Search code examples
pythonpysparkscikit-learndatabricksloss-function

Sklearn mean_absolute_error gives always different values on the same data for different trials using data from spark df. How can I solve it?


I want to calculate the mean average error (MAE) of to columns of a spark dataframe, but I cannot use from pyspark.mllib.evaluation import RegressionMetrics because I have high concurrency cluster. Therefore, I use sklearn and convert to columns to pandas.

Here is my code:

mean_absolute_error(test.select("qty").toPandas(),test.select("pred").toPandas()) 
mean_absolute_percentage_error(test.select("qty").toPandas(),test.select("pred").toPandas())

Both MAE and MAPE gives different values every time I run it. What can be the reason?
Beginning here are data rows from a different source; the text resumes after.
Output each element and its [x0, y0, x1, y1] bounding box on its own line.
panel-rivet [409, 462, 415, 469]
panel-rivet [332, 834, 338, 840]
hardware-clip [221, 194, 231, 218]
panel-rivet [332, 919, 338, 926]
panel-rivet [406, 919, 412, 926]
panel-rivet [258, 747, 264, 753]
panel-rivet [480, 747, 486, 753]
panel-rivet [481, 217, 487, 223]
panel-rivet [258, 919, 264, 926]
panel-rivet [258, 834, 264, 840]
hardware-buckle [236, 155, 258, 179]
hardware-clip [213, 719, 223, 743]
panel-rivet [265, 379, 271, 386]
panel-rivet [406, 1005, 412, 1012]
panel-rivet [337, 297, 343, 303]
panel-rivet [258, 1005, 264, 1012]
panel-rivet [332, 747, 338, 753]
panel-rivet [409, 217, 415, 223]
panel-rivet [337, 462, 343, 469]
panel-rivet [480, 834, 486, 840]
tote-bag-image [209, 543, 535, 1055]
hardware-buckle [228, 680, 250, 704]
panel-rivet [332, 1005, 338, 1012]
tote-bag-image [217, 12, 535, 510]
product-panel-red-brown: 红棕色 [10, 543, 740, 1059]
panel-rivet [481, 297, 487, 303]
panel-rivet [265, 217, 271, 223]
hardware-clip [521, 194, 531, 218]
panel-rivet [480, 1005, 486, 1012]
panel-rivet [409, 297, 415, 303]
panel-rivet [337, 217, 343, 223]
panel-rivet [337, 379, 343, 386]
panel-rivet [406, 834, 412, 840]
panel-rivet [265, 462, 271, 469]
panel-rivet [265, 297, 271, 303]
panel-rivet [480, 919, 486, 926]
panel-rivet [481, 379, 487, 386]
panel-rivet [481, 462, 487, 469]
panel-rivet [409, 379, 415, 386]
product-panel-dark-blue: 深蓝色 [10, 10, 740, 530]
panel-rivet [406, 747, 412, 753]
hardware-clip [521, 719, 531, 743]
How can I solve it?

Btw: I am using databricks and I cannot share the data


Solution

  • When running .toPandas() the entire Spark dataframe is moved into the Driver node as a pandas DataFrame.
    This is a very expansive operation that also makes use of the Drivers memory, so be careful.
    In addition there is no guarantee what would be the order of the rows in the pandas df.

    I think what happens is you run .toPandas() 4 times and each time you get the DataFrame in a different order.
    this causes the changing results.

    If you have to use pandas I recommend going tmp = test.select('qty', 'pred').toPandas() only once and then subsetting it to the MAE and MAPE functions.